Vaccines are crucial to the health of the nation. The World Health Organization, with the Measles and Rubella Initiative, have estimated that over 17 million lives have been saved since 2000 by the measles vaccine alone. Between 2000 and 2014, the number of worldwide measles deaths decreased by almost 80%, from 546,800 to 114,900. Since vaccines are so important, storage and handling of vaccines are just as important. Everyone, from parents to schools, governments to hospitals, undercounter medical refrigerator manufacturers to pharmaceutical companies, has a stake in keeping our vaccines safe.
- Vaccines must be stored properly. There are a number of federal protocols in place to ensure that vaccines are stored safely and securely. This requires that any facility using, storing, selling, or transporting vaccines be equipped with an undercounter medical refrigerator, medical grade freezer, or dedicated vaccine storage freezer of the appropriate type to provide the necessary protection. Refrigerated vaccines have to be stored at 40 degrees Fahrenheit, while the U.S. Centers for Disease Control and Prevention mandates that frozen vaccines must be stored between -58 degrees and 5 degrees Fahrenheit.

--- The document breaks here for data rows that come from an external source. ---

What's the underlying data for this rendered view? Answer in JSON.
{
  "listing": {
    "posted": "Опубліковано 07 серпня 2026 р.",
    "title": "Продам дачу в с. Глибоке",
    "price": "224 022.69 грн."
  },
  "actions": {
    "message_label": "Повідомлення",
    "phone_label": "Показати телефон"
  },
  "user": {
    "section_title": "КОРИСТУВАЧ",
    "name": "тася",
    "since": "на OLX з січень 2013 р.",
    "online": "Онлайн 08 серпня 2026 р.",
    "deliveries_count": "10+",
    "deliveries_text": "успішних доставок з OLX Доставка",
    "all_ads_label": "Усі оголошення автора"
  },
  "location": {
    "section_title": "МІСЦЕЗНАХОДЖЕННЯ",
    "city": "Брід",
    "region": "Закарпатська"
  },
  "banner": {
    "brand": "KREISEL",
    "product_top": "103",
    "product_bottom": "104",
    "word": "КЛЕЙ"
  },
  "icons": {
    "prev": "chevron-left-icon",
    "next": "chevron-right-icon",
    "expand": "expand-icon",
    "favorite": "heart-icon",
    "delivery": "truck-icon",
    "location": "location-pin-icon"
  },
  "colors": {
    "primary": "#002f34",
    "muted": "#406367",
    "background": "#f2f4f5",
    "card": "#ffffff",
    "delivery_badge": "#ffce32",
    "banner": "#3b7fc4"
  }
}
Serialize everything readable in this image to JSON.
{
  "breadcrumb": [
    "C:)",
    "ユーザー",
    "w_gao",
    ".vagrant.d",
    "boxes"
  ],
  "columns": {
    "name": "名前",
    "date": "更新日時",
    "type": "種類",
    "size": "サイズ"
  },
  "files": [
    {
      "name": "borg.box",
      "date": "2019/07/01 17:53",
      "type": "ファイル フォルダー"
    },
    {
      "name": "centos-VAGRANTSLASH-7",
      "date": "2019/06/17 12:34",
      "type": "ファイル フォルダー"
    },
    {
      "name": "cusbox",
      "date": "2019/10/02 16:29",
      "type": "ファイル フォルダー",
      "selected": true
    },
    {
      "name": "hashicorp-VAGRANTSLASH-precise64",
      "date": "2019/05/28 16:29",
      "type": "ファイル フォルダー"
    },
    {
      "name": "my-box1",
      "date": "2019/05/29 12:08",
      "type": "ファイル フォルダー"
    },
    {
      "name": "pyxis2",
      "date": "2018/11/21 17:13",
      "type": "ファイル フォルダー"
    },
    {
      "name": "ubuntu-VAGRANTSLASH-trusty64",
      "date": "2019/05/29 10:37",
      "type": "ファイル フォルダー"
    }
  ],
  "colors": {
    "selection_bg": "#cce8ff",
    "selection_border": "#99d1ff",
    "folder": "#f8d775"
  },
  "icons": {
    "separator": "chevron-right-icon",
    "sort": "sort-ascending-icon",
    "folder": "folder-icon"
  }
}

It is important to record the temperatures in an undercounter medical refrigerator or medical freezer at the beginning of every day, check the temperature upon accessing the refrigerator or freezer, and report any temperatures outside of the range to local health authorities or the manufacturer of the vaccine. The report should always include the amount of time that the undercounter medical refrigerator or freezer was out of range.
- Vaccines must be handled properly. Any vaccine that leaves the storage area must be handled correctly, including maintaining a cold chain. Portable containers should be kept closed as much as possible, and frozen water bottles or gel packs are the preferred way to keep containers cold when transporting a vaccine: dry ice should be avoided whenever possible. For field work, motorized, portable refrigerator units are the best way to store vaccines.
Whenever vaccines are transported, the responsible transporting party should have access to a calibrated thermometer to check temperatures. Vaccines should also always be transported in the cabin rather than the trunk of a vehicle. Finally, a vaccine should be stored back into an undercounter medical refrigerator or other approved unit as soon as possible after being transported.
- Ensure that your vaccines were and are transported safely. When choosing a vaccine transporter, it is crucial to ask questions about the calibration thermometer, whether there is a backup power supply in case of power failure, what the company does with any vaccines that go out of temperature, however briefly, and what types of units the vaccines are stored in. When receiving a vaccine, the transporter should be asked about temperature and expiration logs as well as the maintenance records on any refrigerator or vaccine freezer storage units.
Every year, vaccines prevent more than 2.5 million deaths. In fact, vaccines have been saving lives for more than 300 years, since Edward Jenner first developed an inoculation against smallpox. Today, we can vaccinate against far more diseases than Jenner could ever have dreamed, and proper storage, handling, and transport of vaccines is crucial to maintaining this life-saving tradition.